意識の境界に認識のすり合わせ

「・・・取り敢えずそういうことで彼女にはこのまま牢に入ったままでバチカルに向かってもらいますが、もうイオン様には休憩していただいた方がいいと思っています。予想以上の彼女とのやり取りに疲れたでしょうし、今日はタルタロスはここで停泊しますから他にやることもありませんからね。ですから私達はこの部屋から出ましょう。貴方が使う部屋に案内もしたいですからね」
「あ~、そう言うことなら出るか」
「すみません、気を遣っていただいて・・・」
「気にすんなよ、俺も休みたかったんだしよ」
「では行きましょうか」
それでジェイドが話をまとめて二人で部屋を出ようと切り出し、ルークも反対する理由はないと頷きイオンの申し訳なさそうな声にいいと返しながら二人で部屋を後にしていく。

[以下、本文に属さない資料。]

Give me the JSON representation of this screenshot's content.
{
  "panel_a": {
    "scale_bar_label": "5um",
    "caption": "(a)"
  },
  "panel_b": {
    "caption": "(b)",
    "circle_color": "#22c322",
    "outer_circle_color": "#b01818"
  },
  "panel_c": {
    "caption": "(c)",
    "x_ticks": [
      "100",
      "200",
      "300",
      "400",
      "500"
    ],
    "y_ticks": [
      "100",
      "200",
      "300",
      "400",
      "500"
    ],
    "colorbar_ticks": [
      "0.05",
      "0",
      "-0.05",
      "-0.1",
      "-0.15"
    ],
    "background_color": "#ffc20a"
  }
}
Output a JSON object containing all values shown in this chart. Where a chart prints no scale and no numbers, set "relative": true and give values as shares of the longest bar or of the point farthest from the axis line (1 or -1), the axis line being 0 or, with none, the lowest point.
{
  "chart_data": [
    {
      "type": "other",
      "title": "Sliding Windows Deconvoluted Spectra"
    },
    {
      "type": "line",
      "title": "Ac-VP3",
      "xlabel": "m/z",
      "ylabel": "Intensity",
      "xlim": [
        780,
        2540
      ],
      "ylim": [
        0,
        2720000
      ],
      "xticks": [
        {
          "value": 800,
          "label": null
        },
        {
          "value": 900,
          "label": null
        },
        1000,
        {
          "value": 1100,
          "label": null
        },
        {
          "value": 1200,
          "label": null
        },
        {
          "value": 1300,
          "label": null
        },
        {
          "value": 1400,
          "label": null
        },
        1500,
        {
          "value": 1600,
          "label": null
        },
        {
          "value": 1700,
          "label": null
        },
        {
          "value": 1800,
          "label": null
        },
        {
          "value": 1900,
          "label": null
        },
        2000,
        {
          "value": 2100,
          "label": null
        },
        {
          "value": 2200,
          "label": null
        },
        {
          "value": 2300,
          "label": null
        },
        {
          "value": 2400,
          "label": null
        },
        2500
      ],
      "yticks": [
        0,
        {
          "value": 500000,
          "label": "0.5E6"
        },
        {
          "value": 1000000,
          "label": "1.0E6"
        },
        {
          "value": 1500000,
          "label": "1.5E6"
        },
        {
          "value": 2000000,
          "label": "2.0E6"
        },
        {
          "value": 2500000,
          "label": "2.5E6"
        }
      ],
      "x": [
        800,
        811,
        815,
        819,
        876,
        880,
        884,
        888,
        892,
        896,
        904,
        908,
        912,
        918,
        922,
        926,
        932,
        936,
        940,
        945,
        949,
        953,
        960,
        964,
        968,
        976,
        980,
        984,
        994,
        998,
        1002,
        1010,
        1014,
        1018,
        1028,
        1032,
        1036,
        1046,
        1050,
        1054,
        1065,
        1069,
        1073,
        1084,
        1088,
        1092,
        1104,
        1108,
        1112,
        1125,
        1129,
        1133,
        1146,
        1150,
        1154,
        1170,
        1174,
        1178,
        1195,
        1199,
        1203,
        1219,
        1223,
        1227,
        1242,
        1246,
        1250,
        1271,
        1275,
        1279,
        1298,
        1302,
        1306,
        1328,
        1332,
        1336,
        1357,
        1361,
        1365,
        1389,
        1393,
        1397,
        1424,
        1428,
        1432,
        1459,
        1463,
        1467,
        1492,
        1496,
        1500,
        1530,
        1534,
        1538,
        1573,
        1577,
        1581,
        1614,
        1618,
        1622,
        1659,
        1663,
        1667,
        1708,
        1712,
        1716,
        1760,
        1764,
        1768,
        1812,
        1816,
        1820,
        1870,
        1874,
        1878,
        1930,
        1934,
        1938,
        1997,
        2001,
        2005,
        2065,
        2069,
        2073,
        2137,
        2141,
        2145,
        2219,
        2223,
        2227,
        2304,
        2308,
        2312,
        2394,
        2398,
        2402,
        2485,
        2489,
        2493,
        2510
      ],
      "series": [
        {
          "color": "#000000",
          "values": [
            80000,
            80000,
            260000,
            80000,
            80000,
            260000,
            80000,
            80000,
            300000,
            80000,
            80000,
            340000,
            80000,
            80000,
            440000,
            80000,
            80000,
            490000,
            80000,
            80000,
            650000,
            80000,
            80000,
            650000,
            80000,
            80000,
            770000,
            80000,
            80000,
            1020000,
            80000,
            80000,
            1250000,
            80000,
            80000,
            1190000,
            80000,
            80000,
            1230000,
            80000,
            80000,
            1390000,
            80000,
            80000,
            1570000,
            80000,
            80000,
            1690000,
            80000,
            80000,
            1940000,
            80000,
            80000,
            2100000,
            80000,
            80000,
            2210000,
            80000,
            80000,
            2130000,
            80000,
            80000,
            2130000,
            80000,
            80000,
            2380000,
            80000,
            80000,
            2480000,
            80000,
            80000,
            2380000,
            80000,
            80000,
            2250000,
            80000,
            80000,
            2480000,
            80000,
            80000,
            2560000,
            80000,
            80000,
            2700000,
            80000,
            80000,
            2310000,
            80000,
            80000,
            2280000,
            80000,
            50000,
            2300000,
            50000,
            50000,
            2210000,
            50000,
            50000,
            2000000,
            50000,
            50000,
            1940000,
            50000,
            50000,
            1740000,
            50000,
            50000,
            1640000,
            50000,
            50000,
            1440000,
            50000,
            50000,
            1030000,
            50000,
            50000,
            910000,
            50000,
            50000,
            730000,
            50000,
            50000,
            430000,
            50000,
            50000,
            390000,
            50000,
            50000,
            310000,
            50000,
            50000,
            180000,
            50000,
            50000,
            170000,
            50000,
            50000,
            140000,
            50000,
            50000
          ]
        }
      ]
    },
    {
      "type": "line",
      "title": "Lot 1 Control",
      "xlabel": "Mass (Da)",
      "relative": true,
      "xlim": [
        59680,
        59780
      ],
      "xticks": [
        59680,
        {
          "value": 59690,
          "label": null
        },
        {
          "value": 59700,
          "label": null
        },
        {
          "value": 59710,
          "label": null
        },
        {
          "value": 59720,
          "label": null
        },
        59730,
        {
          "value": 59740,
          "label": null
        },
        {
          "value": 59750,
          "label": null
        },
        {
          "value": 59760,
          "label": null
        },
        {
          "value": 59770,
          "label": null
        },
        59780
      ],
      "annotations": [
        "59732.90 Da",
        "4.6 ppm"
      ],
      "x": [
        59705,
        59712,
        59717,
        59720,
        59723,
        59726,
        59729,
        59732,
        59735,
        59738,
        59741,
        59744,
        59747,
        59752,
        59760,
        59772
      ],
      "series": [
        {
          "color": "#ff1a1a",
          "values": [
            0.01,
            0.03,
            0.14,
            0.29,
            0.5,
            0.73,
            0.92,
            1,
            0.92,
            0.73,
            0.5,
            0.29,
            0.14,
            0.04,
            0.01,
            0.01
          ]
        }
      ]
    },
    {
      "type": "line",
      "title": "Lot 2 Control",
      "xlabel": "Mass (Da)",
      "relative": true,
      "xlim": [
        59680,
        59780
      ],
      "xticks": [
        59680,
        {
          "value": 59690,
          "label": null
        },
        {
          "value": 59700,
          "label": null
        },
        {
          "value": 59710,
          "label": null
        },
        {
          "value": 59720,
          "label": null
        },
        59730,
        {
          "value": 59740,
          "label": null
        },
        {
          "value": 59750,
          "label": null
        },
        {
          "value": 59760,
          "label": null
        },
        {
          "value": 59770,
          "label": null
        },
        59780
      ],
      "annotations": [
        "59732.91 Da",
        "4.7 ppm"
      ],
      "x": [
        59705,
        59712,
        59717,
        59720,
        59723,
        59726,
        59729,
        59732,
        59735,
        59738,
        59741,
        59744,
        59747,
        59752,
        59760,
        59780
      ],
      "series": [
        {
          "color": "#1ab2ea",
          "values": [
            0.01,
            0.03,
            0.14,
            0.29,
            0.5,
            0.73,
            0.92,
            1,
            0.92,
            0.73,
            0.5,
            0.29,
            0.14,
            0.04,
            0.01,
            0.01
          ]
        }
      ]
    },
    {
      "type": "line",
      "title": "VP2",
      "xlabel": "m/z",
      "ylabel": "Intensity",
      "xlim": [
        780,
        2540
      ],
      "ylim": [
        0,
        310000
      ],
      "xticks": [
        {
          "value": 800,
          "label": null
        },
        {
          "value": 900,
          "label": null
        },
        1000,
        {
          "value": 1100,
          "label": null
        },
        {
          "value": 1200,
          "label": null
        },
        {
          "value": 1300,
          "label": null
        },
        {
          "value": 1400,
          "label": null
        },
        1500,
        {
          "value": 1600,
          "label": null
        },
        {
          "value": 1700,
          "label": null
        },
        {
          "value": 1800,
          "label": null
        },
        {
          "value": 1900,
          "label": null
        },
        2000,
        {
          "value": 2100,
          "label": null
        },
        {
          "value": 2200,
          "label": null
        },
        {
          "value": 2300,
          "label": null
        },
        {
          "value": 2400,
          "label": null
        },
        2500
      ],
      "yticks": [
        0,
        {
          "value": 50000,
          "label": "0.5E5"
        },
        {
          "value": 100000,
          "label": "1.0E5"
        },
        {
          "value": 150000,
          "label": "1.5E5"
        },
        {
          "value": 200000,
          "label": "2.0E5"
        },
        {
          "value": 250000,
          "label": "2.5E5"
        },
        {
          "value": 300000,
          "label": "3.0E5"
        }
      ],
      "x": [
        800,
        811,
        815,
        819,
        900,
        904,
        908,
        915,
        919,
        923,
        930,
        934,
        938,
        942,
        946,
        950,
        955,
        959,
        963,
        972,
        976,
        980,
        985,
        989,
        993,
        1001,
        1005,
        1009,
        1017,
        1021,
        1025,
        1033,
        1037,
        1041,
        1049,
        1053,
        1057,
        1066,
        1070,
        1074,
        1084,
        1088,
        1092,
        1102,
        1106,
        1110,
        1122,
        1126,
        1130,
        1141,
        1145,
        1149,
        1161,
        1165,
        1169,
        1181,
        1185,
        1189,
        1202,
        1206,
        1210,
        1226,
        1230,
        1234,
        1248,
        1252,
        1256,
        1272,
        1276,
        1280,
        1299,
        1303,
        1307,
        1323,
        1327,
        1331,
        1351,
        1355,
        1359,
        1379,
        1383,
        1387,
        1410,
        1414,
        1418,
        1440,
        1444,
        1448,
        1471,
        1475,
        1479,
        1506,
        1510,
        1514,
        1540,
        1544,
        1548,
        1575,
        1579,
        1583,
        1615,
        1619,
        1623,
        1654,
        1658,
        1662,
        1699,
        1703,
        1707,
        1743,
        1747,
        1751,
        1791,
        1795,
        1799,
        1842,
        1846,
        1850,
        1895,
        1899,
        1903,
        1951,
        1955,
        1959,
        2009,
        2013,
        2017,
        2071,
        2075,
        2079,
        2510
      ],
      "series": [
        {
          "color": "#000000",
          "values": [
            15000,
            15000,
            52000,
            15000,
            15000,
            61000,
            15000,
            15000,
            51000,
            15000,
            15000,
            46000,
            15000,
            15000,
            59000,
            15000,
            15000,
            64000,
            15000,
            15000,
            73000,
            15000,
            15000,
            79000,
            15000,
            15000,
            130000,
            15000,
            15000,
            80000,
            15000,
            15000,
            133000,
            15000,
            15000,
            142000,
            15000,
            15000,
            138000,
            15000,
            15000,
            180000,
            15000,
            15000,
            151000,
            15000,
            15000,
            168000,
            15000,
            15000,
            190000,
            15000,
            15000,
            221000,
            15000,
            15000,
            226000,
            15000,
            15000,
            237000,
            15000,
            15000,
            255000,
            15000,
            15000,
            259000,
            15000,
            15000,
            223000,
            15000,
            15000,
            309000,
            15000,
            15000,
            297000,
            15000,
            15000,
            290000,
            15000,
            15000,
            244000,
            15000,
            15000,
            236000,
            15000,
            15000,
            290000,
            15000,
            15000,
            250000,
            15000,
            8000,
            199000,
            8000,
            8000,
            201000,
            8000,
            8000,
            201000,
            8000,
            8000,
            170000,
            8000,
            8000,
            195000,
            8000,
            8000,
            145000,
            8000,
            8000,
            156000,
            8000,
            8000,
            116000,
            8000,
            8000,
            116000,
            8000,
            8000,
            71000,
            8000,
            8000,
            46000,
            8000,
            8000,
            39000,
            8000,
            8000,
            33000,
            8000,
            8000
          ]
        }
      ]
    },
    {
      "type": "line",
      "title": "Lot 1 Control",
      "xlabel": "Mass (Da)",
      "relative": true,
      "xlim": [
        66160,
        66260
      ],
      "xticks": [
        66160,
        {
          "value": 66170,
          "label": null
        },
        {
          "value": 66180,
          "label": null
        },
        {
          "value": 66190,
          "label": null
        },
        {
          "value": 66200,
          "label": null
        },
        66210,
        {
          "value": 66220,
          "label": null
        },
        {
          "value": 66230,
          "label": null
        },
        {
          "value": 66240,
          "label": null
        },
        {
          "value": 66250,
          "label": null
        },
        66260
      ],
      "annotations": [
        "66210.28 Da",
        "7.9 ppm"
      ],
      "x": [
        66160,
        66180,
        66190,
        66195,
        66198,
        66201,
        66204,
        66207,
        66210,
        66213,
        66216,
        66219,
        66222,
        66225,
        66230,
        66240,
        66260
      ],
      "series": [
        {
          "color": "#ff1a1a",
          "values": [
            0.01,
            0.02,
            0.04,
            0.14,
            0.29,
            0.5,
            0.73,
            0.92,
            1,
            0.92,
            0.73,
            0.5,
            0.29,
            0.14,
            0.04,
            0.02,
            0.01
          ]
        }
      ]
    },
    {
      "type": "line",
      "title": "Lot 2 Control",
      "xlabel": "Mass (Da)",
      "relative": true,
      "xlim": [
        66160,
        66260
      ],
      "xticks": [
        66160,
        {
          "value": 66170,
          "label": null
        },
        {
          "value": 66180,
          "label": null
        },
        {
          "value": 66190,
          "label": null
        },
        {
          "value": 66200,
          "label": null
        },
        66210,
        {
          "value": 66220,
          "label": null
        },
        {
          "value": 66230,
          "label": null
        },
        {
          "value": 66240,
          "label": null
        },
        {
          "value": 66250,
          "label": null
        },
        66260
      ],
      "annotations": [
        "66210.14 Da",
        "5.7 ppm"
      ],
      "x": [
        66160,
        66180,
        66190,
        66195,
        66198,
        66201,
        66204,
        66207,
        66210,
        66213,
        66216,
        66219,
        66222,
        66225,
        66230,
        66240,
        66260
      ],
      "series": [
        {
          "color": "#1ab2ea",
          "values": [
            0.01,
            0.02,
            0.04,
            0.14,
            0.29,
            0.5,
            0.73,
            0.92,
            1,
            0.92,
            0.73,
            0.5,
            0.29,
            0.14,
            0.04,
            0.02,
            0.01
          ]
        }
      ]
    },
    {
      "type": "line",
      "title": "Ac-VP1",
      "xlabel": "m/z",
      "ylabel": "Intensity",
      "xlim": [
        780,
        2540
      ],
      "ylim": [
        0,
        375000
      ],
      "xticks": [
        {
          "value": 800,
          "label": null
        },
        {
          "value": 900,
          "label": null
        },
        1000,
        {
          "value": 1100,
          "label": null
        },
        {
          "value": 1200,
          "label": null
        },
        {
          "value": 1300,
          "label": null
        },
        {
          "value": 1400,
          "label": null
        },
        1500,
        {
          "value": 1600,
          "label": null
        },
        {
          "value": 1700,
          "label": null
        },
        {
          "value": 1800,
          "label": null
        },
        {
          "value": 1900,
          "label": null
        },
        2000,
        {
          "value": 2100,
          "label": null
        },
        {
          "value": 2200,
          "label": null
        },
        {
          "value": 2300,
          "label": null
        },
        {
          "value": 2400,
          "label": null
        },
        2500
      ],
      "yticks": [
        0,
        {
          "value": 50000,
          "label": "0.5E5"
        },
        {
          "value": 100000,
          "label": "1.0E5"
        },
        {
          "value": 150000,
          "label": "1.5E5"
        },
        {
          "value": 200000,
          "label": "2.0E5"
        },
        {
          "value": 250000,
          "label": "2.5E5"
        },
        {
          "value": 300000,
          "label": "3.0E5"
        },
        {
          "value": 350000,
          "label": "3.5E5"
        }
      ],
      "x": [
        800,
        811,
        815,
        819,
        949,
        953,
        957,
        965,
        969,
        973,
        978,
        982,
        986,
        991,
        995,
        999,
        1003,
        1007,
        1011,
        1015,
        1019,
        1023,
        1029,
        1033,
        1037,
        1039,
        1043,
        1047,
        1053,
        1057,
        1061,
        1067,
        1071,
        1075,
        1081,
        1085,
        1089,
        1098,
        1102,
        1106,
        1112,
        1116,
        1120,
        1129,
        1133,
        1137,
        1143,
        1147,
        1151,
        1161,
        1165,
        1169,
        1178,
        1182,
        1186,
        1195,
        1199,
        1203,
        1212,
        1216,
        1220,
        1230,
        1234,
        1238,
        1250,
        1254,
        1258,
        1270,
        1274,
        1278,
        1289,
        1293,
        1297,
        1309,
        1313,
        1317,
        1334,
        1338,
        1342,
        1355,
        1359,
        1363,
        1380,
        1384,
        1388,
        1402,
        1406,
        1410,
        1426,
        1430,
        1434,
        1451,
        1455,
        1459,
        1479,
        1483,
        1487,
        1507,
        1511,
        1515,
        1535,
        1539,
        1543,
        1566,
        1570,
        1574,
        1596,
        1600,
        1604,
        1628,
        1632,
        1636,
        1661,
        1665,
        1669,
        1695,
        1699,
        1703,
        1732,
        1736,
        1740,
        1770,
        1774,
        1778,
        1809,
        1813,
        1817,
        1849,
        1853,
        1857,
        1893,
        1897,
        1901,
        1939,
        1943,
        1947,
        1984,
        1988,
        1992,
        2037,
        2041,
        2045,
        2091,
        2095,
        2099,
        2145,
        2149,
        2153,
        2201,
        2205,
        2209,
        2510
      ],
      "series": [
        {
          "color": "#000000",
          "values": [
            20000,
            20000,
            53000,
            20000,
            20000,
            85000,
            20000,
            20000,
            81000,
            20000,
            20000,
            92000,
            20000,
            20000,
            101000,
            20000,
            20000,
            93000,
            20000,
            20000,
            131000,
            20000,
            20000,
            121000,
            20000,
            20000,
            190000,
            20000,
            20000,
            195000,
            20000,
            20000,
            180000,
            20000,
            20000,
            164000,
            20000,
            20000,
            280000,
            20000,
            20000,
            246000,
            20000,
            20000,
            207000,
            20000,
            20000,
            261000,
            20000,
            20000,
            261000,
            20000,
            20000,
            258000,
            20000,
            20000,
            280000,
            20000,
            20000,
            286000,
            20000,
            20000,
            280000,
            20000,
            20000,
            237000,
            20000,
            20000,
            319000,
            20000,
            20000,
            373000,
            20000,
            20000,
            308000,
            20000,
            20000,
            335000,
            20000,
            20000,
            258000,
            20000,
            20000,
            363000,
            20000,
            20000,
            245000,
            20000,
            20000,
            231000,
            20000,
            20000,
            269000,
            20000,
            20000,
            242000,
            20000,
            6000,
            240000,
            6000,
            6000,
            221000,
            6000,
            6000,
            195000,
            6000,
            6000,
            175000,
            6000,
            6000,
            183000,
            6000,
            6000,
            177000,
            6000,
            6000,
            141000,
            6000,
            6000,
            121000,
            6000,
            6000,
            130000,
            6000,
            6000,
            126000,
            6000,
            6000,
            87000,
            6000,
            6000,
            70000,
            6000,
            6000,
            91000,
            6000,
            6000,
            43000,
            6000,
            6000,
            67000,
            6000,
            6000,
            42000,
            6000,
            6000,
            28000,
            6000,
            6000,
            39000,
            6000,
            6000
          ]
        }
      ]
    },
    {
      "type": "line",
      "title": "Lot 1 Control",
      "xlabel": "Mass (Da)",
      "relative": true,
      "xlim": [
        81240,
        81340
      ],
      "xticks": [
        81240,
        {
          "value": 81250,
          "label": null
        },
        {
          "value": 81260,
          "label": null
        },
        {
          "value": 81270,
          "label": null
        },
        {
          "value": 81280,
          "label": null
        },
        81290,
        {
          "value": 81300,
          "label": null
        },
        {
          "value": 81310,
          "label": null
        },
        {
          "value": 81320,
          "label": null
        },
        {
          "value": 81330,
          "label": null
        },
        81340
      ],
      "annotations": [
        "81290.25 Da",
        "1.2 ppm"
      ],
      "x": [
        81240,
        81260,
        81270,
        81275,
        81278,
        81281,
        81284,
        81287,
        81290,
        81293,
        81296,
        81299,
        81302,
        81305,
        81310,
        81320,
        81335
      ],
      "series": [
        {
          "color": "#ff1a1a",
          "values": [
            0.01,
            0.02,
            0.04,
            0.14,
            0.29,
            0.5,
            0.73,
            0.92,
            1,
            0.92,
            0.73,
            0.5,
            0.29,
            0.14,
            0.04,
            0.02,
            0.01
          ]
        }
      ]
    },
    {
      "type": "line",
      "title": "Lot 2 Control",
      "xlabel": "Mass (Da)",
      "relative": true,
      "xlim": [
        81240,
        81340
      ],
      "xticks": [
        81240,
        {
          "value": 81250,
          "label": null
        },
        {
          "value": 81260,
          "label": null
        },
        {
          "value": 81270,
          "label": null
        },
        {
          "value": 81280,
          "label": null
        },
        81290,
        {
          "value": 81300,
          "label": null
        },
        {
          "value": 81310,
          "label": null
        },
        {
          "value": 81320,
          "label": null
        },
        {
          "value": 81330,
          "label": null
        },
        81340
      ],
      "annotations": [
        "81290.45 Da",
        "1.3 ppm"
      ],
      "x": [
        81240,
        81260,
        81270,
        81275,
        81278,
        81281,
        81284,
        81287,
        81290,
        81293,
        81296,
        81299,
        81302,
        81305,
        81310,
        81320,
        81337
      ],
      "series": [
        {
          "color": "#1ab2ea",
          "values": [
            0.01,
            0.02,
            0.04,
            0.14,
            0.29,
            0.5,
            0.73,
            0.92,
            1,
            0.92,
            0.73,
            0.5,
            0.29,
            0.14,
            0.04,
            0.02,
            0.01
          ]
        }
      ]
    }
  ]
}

・・・そしてイオン達の部屋から出て別の部屋に入った二人は人目が無くなった瞬間、ガクッと肩を落とす。
「・・・予想はしちゃいたが、やっぱり駄目だったか・・・」
「私もある程度覚悟はしていましたが、正直イオン様にまであぁでは彼女とこれから良好な関係を結んだ上で旅をするのはとても出来るとは思えませんね・・・」
そして出てきた言葉は共に隠すこともない、ティアへの脱力感に満ちた物であった。あまりにも頑迷すぎて、自分達どころかイオン達にもどうかと思われるその姿勢への。
「・・・こうなりゃもうティアと頑張って仲良くしようとかそういうことは考えない方がいいか、やっぱり・・・むしろ今牢から出したら明日に神託の盾が襲ってきた時、それこそ真っ先に逃げ出すか降伏するって予想が当たりそうでなんないし・・・」
「有り得ない訳ではないどころかまず今の流れならそうなりそうなのは私も予想はつきますが、貴方がそう言ったことを考えるとは・・・」
「俺だって仲良くはしたいけど、流石にあの様子を見るとそんな希望的な風に物事を見れないし・・・それに可能性として師匠達を止めることまでは出来ても、ティアがいなくてパッセージリングの操作が出来なくなって詰んだって可能性も有り得るってさっき考えたんだよ」
「・・・それは確かに盲点でしたね。こちらのティアがいなくなれば、パッセージリングの操作そのものが出来なくなる・・・そう考えれば彼女に敵になられる事もですが、行方が分からないといった事態になることも避けなければなりませんか・・・」
それでルークが諦めたようにさっき考えたことを口にするとジェイドは意外だというように漏らすが、パッセージリングという単語にこれまた想定外だといったように漏らす・・・パッセージリングを操作するためにはユリア式封呪を解除する必要があるが、現在封呪を解除出来るのはヴァンとティアの二人のみしかいないがヴァンは説得も降伏も望めない以上、ティアの協力が得られないなら実質的に詰みになる・・・そうジェイドもルークの危惧を理解した為に。
「そうだ・・・だからティアと関係を築けるなら築きたいとは今も思ってるし、辛い目には合って欲しくないとも思ってる・・・けれどそれを諦めないでいて駄目になる可能性があるんなら俺はティアを敵にならないようにするため、こっちに縛り付ける為に手段を選ぶのは良くないって考えたんだ」
「・・・貴方の気持ちに考えは分かりました。そして私もそうすることに決めました。結果としてティアに恨まれることになろうとも、少なくともパッセージリングを操作し終わるまでは彼女を逃がさないようにしますよ」
「あぁ・・・頑張ろうな、ジェイド」
「えぇ、ルーク」
それでティアに対して手段を選ばないつもりでいるとの決意を見せるルークにジェイドも賛同し、二人は頷きあう。ティアにとってキツくなるだろうことを行うという事についてを決めて。